Why You Should Stop What You’re Doing and Read “One Second After” by William R. Forstchen

Why You Should Stop What You’re Doing and Read “One Second After” by William R. Forstchen July 25, 2016

National Review asked me for a book recommendation, and I thought I’d share it with you!

To be honest, William R. Forstchen’s “One Second After” scared me. The book begins with a foreign country detonating Electro Magnetic Pulse (EMP) devices high over our soil, destroying almost all electronic devices within the detonation’s line of sight.

“Millions would die in the first week alone,” Newt Gingrich wrote in the foreword about what would happen if this plausible scenario actually occurred. But, death and damage would continue for decades. The Heritage Foundation reports that airplanes would fall from the sky; almost all cars would stop working; water, sewer, and electrical networks would fail simultaneously; and “banking, energy, transportation, food production and delivery, water, emergency services, and even cyberspace would collapse.” (See Gingrich talking about the threat– and Forstchen’s book –in an interview with Greta Van Susteren at the bottom of this post.)

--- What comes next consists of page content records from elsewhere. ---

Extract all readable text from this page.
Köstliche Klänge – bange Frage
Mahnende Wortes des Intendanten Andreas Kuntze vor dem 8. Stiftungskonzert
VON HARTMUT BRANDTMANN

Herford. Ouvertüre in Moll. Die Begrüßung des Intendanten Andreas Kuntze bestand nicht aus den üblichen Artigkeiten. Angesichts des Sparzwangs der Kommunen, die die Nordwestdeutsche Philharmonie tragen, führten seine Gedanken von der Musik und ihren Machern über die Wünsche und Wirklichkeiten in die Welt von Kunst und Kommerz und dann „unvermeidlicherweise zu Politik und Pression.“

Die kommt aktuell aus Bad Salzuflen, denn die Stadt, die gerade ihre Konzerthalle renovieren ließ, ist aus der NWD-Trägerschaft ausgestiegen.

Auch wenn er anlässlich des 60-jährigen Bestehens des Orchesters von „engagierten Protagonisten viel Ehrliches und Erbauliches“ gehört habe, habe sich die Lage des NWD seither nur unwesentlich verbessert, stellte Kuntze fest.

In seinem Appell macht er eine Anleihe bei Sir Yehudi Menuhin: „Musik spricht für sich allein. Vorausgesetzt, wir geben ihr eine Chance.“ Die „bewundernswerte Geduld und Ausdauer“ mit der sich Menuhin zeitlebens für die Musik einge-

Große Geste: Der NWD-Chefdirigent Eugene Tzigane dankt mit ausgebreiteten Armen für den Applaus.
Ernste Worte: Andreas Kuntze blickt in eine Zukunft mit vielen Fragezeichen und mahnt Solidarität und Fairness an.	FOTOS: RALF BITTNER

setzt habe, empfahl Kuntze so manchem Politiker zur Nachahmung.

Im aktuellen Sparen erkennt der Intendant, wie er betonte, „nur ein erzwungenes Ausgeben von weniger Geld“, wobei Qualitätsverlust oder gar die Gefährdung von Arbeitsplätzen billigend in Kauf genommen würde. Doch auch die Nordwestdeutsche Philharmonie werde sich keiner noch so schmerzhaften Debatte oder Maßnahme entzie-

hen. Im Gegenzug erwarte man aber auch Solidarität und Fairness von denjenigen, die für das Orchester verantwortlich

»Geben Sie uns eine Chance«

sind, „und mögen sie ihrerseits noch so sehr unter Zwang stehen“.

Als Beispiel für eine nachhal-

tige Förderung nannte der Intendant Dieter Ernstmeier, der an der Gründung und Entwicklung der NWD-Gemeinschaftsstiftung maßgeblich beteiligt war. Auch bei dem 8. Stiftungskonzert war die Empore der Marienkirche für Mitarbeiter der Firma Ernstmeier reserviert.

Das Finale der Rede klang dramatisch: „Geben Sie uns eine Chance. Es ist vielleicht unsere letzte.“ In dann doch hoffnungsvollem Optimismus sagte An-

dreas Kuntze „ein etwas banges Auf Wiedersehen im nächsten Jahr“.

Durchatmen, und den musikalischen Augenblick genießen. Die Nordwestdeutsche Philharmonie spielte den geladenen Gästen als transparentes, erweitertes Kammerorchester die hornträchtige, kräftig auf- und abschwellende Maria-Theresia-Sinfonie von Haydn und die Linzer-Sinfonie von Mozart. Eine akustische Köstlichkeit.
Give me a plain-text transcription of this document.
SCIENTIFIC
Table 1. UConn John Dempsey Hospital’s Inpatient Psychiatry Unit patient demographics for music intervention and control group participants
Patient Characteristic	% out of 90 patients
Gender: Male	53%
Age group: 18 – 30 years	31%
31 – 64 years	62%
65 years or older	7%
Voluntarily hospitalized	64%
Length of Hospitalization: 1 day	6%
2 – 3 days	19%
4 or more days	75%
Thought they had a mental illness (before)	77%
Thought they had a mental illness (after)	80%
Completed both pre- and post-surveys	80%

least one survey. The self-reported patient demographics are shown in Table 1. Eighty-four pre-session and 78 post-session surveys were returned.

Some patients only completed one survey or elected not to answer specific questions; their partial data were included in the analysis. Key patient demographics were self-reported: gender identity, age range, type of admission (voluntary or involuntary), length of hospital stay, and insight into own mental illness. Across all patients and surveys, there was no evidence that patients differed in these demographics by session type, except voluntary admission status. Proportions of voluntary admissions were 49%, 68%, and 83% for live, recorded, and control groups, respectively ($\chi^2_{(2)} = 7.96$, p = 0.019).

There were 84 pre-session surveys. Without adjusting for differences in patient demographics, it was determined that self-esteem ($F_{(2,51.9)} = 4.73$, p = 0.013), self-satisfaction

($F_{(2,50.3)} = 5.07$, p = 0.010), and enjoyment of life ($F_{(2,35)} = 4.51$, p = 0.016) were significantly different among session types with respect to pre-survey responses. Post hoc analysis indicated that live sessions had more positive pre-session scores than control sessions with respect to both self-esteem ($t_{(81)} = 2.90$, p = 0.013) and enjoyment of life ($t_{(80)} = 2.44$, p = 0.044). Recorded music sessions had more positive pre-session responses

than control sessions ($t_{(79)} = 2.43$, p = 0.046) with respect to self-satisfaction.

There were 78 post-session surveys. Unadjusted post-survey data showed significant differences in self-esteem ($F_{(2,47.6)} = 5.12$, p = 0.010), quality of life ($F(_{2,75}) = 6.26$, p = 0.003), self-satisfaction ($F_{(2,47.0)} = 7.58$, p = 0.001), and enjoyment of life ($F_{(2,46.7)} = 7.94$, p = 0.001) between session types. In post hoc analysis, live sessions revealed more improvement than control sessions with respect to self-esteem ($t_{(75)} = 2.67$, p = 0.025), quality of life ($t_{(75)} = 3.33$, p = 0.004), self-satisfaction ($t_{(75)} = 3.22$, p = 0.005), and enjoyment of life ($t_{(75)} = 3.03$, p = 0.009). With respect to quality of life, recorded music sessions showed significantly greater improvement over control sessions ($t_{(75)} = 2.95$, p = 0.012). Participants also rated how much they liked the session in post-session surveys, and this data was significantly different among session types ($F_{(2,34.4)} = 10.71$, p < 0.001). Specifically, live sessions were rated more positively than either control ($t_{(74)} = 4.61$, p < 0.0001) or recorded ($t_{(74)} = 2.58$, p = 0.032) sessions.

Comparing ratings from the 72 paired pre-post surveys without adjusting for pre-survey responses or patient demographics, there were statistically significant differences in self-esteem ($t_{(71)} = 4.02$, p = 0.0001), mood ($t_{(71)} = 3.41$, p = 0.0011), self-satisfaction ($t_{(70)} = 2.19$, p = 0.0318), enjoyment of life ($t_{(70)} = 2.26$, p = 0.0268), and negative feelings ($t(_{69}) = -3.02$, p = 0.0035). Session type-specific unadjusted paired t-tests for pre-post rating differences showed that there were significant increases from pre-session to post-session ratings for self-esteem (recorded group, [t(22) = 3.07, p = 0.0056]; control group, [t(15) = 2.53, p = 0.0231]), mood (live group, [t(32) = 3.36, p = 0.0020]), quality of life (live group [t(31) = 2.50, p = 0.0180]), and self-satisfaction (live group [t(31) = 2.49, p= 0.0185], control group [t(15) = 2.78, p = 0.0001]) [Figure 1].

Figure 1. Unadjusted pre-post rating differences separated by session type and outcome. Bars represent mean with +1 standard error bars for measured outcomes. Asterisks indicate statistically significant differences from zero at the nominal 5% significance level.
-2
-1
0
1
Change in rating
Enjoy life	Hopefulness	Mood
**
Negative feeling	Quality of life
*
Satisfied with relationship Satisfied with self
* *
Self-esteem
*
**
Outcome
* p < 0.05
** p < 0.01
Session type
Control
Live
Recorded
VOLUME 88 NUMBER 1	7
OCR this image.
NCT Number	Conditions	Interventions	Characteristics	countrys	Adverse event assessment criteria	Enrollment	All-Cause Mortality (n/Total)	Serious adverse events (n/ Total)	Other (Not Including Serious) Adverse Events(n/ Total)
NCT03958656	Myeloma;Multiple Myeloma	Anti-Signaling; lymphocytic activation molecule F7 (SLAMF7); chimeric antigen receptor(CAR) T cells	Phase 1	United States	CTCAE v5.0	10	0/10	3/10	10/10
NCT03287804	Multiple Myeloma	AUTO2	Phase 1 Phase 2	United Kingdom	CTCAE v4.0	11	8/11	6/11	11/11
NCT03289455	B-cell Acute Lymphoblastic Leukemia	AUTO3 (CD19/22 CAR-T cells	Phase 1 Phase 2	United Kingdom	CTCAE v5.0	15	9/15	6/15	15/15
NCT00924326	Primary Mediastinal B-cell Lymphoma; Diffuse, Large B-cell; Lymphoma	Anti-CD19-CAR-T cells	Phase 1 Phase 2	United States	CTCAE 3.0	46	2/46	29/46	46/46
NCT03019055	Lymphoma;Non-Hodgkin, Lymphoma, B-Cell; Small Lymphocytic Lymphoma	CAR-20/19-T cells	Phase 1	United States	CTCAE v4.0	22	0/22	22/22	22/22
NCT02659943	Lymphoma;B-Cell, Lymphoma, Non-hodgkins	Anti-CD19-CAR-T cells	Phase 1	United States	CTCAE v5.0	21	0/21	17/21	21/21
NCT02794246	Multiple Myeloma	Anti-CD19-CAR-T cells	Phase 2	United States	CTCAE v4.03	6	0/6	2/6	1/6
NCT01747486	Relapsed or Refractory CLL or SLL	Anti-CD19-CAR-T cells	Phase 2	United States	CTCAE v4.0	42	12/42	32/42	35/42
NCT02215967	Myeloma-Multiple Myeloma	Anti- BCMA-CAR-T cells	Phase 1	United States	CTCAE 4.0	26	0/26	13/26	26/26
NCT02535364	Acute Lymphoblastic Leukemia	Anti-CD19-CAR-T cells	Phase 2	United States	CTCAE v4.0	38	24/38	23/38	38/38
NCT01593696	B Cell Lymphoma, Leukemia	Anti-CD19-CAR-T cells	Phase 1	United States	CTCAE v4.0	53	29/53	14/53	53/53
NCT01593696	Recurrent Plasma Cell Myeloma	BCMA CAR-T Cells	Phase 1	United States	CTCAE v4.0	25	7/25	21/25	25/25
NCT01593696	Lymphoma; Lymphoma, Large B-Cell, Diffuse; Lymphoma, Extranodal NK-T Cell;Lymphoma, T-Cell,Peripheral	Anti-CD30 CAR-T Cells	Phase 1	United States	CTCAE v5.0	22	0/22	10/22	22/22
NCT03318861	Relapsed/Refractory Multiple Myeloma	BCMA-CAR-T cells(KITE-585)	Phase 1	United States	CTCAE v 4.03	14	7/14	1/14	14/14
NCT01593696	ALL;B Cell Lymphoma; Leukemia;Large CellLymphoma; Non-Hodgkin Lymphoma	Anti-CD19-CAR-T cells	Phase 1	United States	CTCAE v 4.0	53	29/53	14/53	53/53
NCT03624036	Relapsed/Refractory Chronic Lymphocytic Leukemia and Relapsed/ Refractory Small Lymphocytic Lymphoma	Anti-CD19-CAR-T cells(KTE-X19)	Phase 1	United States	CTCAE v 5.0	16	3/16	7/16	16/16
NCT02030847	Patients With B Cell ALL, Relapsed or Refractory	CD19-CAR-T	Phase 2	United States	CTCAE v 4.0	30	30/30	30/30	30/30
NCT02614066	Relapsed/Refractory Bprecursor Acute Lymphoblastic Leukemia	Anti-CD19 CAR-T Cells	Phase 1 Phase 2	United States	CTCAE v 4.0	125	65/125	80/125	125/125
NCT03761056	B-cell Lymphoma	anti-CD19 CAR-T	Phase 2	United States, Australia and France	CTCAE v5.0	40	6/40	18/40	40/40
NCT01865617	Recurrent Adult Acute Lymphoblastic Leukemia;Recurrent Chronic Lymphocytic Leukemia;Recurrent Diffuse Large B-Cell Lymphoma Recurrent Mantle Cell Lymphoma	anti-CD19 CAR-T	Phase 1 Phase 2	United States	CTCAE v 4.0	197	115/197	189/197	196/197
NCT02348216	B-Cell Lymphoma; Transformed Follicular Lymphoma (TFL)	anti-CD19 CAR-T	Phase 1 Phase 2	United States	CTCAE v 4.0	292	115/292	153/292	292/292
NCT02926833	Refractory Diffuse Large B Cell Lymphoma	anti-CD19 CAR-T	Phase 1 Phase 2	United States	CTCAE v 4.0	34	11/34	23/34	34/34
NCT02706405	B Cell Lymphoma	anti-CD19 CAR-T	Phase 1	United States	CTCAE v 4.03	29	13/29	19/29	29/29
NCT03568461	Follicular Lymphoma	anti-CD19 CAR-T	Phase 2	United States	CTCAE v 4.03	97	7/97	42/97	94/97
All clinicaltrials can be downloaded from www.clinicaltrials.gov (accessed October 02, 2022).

Though some doubt the particulars of the effects or the likelihood of an attack, the resulting destruction and devastation are inarguable. In the foreword, this scenario was described not a matter of if but when.

On that cheery note, I should say that One Second After is a page-turning thriller. Far from being a dry but anxiety-producing recitation of facts, this novel takes you through the experience through the character of John Matherson in a small North Carolina town. The setting is important. I live in a rural Tennessee town – in the “Mule Capital of the World” – with streams, livestock, and ammunition aplenty. Wouldn’t we fare better than people crammed together in places like Manhattan?

Forstchen’s book doesn’t give anyone much assurance.

By tracing the story of a retired army colonel turned college professor, he takes the reader through all of the possible consequences of being at war without knowing that the nation is, in fact, at war. (Or, with whom.) Without electricity or means of transportation, what’s left of the federal government is unable to communicate with the rest of the nation. FEMA isn’t going to show up with emergency supplies. How would your community react? How would it deal with looters? How would it allocate the remaining insulin to the town’s few diabetics? How would hospitals and nursing homes fare without generators? What would it do with the people who are suddenly stranded on the interstate and are walking to your town to consume some of the last resources? What happens when individual supplies of heart medications run out… or – gasp! –Prozac?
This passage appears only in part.